Friday, October 8, 2010

EXCLUSIVE: Jon Worley discusses "Fustercluck"

Jon Worley is new to television, with Terriers being his first writing job in the mediumJon was kind enough to answer a few short questions about "Fustercluck".  Enjoy!

Pasha: Terriers is your first writing job in television. What was your path like to getting it?

Jon Worley: A very traditional path. Writing my ass off, meeting whoever would meet me, and, of course, male prostitution.

Pasha: “Fustercluck” marks the return to the ongoing storyline of Terriers after two standalones. What was the story breaking process of this episode like?

Jon Worley: The title could possibly refer more to the story breaking process than the episode itself. Without exaggeration, there were about 17,000 versions of this story pitched. We spent more time on this one than on any other single episode. In one, Steph chopped up Lindus and hid his body parts all over the house. In another, Hank and Britt gave up the P.I. biz entirely and opened a Quizno's franchise in Carlsbad. (That first one of those was real.)

Really, though, it was very tricky to balance the very personal Steph story with the stakes-y Lindus story that opened up the world of this larger conspiracy that would last the rest of the season. It was a process of fine-tuning over several weeks and many drafts.

This episode marked the death of Robert Lindus, who seemed set to be a major player in the larger arc of the show. At what stage was the decision made to kill him off?

Jon Worley:
Early on. The fun of it was taking a guy who seemed to be the big bad villain in the pilot, and revealing that he's sort of a pawn in a bigger and much more nefarious game. So instead of his death being a victory, it's a huge complication that pulls our guys even further down into the rabbit hole, and opens up this season-long conspiracy.

The question wasn't so much whether we'd kill him, but how. There were drafts where his superiors had him killed and dumped at Hank's house -- an attempt to frame Hank. In one iteration he literally choked on a chicken bone. We finally settled on this very sudden car accident that at first doesn't seem to be very serious. Anyone who read about Natasha Richardson's death knows that people with head trauma can appear very lucid in the short term, but die within an hour of the impact. So we did a play on that. It allowed us to have two big shocks -- the car crash, and the death an act later.

Pasha: While Lindus may have died this episode, we were introduced to Hank’s sister, Steph. Steph appears to be both a genius and riddled with psychological problems. As Britt’s dog seems to be a source of responsibility for him, the same seems true for Steph and Hank. Was this the intention with Steph’s introduction and will we be seeing more of this?

Jon Worley:
It was an idea early on to give Hank a crazy sister. I mean, in the very first scene of the pilot, Hank thinks he's going senile because his milk's disappearing -- that was Steph.

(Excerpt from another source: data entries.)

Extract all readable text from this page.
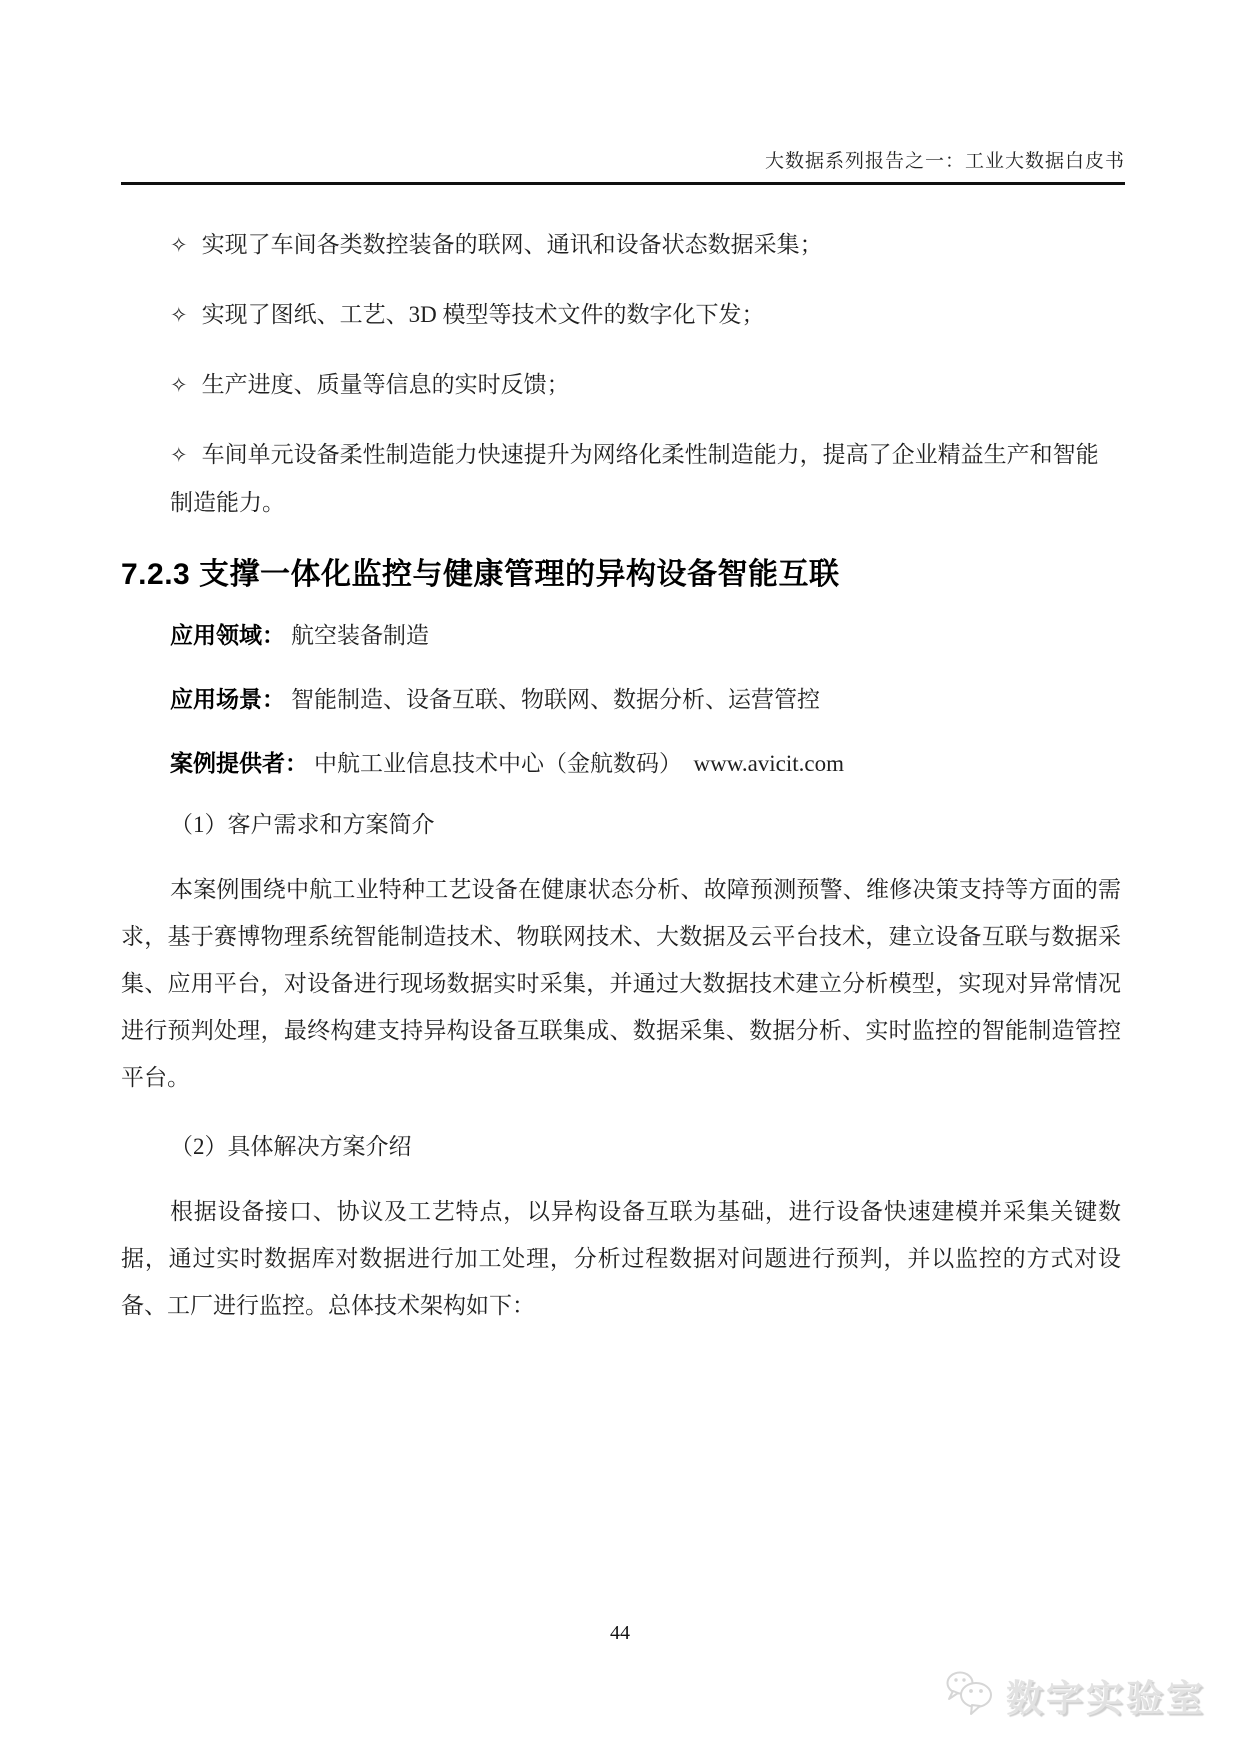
大数据系列报告之一：工业大数据白皮书
✧ 实现了车间各类数控装备的联网、通讯和设备状态数据采集；
✧ 实现了图纸、工艺、3D 模型等技术文件的数字化下发；
✧ 生产进度、质量等信息的实时反馈；
✧ 车间单元设备柔性制造能力快速提升为网络化柔性制造能力，提高了企业精益生产和智能制造能力。
7.2.3 支撑一体化监控与健康管理的异构设备智能互联
应用领域： 航空装备制造
应用场景： 智能制造、设备互联、物联网、数据分析、运营管控
案例提供者： 中航工业信息技术中心（金航数码）　www.avicit.com
（1）客户需求和方案简介

本案例围绕中航工业特种工艺设备在健康状态分析、故障预测预警、维修决策支持等方面的需求，基于赛博物理系统智能制造技术、物联网技术、大数据及云平台技术，建立设备互联与数据采集、应用平台，对设备进行现场数据实时采集，并通过大数据技术建立分析模型，实现对异常情况进行预判处理，最终构建支持异构设备互联集成、数据采集、数据分析、实时监控的智能制造管控平台。

（2）具体解决方案介绍

根据设备接口、协议及工艺特点，以异构设备互联为基础，进行设备快速建模并采集关键数据，通过实时数据库对数据进行加工处理，分析过程数据对问题进行预判，并以监控的方式对设备、工厂进行监控。总体技术架构如下：

44
数字实验室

So yes, she is meant to give Hank someone very real and very emotional to care about and feel responsibility for. He's this character who tilts at windmills and in some ways feels responsible for the safety of Gretchen, a woman who has moved on with her life, so giving him this immediate responsibility felt right. But more than just being a responsibility, she becomes a very interesting character in her own right. She continues to be a major part of the season -- she's not in every episode, but she remains very important.

Pasha: Steph is played by Karina Logue, Donal Logue’s sister. How did this bit of casting come to be?

Jon Worley: She was always the 1st choice. Shawn Ryan had worked with her on other shows, and she just felt perfect. Having that sort of sibling intimacy in real life came across in their scenes together. It worked. I think the episode really comes alive when Steph shows up -- kudos to Karina for really throwing herself into the role, doing the research and all.

As a writer, how easy do you find it transitioning from the more character oriented scenes to the more intricate heist sequences such as the one in “Fustercluck”? They both seem to require very different parts of the brain.

Jon Worley: Well, luckily, in a writer's room, you have many types of brains. Luckily Ted Griffin has a bit of experience with heist sequences, and this was a heist I think he'd had in his back pocket for a while, and it just sort of fit here. Heist aside, the mix of intimate character moments, comedy, and the extremely tense piling-up of unfortunate events toward the end -- that mixture really appealed to me, and was very challenging and fun to fold into this story.

Pasha: Now that the big arc of the show has really kicked into high gear, can you tease us as to what we can look forward to in the next few weeks?

Jon Worley: I'll just say that episode 8, which I co-wrote with Phoef Sutton, takes place mostly south of the border.